Winter hielt immer noch meine Hand, während sie sich umdrehte und mich mit sich zog. Sie sagte: »Wir sind ganz nah. Mutter ist hier gleich um die Ecke. Ich kann es fühlen.«
Ich schaute mich um. Wir standen auf breiten Ästen, die mit ihrem Blätterwerk einen Fußboden gebildet hatten. Durch ganz kleine Spalten konnte ich nach unten blicken.
Ich konnte die genaue Höhe nicht abschätzen, aber meine Sinne sagten mir, dass ich nicht noch einmal runterschauen sollte. Sonst hab ich eigentlich keine Probleme mit Höhenangst, aber das hier stellte alles andere in den Schatten.
Die Unsicherheit, dass ich jeder Zeit durch eine Lücke nach unter gelangen konnte, machte mir nicht unbedingt Mut.
Winter schien daran jedoch weniger Gedanken zu verschwenden. Sie hatte mich weiter an der Hand. Wie einen kleinen Schuljungen auf dem Weg zum Direktor, folgte ich ihr, bis wir an eine Tür kamen.
Ich sagte: »Das ist jetzt zu blöd. Wer baut denn bitte eine Tür in eine Baumkrone? Irgendwie scheine ich wohl weiter zu halluzinieren.«
Winter sagte: »Halt einfach die Klappe und bestaune Deine Umgebung in der Stille. Besonders solltest Du vor meiner Mutter den Mund halten.
Sie wird sowieso nicht so angetan davon sein, dass ich ihr einen Affen mitgebracht habe.«
Ich sagte: »Vielleicht kann ich für meine Art ja ein gutes Wort einlegen.«
Winter sagte: »Glaub mir, Du bist der beste Beleg dafür, dass es besser wäre, euch alle auszurotten. Wenn Du jetzt auch noch Deiner Zunge freie Bahn lässt, wird sie die Sache noch forcieren wollen.«
Ich sagte: »Dann halte ich die Klappe.«
Sie sagte: »Besser wäre das auf jeden Fall.«

Falsche Entwicklung

Winter schlug mir zweimal mit flacher Hand gegen die Wangen.
Ich zog die Luft in starken Zügen ein.
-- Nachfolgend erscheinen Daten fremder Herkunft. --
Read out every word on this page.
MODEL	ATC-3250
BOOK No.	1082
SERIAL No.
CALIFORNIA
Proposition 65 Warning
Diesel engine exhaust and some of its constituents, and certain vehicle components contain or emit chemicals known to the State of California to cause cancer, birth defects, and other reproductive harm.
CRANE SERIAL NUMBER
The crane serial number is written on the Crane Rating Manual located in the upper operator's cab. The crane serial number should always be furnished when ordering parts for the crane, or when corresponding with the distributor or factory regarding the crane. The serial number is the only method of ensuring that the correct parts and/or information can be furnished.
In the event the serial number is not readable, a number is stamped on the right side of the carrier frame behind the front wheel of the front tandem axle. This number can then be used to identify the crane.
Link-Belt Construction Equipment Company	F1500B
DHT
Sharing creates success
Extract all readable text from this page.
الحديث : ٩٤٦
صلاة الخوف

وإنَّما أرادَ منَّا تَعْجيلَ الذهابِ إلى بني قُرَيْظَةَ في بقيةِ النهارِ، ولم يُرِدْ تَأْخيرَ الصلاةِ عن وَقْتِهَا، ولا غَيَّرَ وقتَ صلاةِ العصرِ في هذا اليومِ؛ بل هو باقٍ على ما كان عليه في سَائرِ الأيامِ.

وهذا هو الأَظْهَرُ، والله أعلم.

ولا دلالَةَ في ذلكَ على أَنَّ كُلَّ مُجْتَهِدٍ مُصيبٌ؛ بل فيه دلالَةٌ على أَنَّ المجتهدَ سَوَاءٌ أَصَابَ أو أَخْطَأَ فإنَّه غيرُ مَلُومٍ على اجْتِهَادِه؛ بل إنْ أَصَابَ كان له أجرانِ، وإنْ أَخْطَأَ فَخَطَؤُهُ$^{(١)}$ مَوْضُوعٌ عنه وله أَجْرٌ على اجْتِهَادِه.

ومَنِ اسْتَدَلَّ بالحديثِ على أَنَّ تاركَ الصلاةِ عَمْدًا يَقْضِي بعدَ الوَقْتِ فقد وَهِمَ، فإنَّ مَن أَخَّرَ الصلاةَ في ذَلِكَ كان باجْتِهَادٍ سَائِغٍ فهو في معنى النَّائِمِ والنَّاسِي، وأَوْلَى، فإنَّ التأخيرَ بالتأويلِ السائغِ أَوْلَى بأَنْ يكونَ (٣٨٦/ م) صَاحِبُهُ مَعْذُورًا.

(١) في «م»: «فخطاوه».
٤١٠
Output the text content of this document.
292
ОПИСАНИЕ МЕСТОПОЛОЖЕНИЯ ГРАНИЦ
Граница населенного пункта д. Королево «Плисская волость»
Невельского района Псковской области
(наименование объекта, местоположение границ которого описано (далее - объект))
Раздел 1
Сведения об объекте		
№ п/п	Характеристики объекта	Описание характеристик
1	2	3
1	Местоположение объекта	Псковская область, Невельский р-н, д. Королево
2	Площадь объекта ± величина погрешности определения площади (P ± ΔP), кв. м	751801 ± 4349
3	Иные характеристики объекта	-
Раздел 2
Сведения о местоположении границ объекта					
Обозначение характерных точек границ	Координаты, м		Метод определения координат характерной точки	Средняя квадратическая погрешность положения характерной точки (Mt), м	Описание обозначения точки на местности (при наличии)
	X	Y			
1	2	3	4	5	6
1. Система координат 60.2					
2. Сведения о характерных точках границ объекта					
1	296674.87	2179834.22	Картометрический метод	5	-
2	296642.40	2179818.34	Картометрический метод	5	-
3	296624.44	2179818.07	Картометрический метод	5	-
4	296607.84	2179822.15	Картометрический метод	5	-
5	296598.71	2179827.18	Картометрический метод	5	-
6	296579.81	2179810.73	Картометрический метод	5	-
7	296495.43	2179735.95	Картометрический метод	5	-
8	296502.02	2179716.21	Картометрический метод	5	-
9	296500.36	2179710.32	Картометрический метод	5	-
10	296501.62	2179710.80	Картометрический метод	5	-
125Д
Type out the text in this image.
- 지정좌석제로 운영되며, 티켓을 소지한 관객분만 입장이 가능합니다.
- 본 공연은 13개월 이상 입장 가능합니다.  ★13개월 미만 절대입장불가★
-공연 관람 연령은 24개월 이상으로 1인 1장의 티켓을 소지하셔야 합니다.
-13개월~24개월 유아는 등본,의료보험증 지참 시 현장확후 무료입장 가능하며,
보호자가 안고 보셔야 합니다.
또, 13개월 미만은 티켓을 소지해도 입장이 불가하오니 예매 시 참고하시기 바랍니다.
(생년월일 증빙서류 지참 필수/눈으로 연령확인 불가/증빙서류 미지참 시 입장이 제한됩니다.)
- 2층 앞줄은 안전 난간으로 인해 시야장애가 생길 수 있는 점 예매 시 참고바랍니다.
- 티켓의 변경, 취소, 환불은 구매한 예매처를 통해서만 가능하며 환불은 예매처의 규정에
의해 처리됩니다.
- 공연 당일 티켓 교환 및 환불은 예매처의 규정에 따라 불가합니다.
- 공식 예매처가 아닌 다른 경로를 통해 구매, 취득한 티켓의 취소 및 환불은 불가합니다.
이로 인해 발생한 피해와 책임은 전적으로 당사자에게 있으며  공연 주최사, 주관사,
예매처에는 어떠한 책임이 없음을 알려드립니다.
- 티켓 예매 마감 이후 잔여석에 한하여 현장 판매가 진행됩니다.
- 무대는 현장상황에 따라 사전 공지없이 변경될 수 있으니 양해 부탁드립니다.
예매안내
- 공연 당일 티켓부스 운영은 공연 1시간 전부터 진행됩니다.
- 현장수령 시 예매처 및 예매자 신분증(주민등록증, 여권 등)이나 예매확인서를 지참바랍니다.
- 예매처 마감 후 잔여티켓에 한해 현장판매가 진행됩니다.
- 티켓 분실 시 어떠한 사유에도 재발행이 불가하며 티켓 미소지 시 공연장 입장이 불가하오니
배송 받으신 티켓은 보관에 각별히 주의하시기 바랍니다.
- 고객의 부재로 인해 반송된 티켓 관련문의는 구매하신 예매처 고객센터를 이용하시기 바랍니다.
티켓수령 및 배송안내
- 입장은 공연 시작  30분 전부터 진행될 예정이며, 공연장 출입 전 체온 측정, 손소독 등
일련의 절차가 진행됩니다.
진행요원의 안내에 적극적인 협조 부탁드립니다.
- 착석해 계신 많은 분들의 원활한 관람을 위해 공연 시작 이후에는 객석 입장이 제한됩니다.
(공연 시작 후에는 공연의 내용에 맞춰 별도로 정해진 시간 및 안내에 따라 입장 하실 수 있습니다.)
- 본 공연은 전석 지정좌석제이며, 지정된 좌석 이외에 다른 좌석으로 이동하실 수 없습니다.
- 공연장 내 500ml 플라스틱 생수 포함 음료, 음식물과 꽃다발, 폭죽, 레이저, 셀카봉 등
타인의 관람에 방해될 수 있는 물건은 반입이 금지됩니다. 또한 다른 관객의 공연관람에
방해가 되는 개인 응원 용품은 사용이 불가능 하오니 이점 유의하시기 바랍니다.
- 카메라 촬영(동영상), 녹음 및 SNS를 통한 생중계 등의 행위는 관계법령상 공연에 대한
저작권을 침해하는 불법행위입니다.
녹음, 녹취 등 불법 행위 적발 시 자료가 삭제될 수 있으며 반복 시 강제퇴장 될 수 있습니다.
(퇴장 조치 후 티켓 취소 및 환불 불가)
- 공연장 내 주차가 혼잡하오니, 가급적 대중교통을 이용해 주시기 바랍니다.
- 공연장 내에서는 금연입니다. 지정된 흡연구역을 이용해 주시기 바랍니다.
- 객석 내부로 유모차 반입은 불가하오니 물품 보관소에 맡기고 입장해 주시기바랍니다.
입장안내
Erst jetzt bemerkte ich, dass ich fast eingeschlafen wäre. Winter hielt mich an einer Hand.
Die Luft hier oben war einfacher zu atmen. Sie strömte in mich ein, wie frisches Wasser in einen alten leckgeschlagenen Öltanker.
Die Stellen, die Winters Hand berührt hatten, brannten wie kalter Wind. Jetzt erst bemerkte ich wieder, wie kalt mir war.
Winter sagte: »Hier oben müsstest Du wieder Atmen können. War sowieso eine Fehlentscheidung, sämtliches Leben auf der Erde von Sauerstoff abhängig zu machen. Was sich Mutter dabei gedacht hat, weiß ich nicht.«
Ich sagte: »Du kannst sie gleich danach fragen. Außerdem glaub ich nicht, dass es eine aktive Entscheidung Deiner Mutter gewesen war.«
Winter sagte: »Als Evolutions-Jünger glaubst Du ja nicht an den Quatsch von Schöpfung. Vielleicht hatte meine Mutter ja tatsächlich keine Rolle in der Entwicklung. Aber eine blödsinnige Entwicklung war es auf jeden Fall.«
Meine Kräfte schwebten zurück in meinen Körper. Das Lied, an das ich gerade noch gedacht hatte, verschwand aus meinem Geist.
Ich sagte: »Lass uns Deine Mutter finden. Ich hab Hunger.«
Winter lachte kurz auf und sagte dann: »Ein paar Augenblicke vor dem sicheren Tod zu stehen, bereitet Dir wohl einen großen Appetit.«
Ich sagte: »Das Gefühl hatte ich schon vorher. Das Atmen hat mich nur erneut daran erinnert.«
Sie sagte: »Erinnern ist in Deinem Fall wohl recht notwendig.«

Stairway to Heaven

Während ich eine Sprosse nach der nächsten nach oben kletterte, kam mir das kryptische Lied von Led Zepellin in den Kopf.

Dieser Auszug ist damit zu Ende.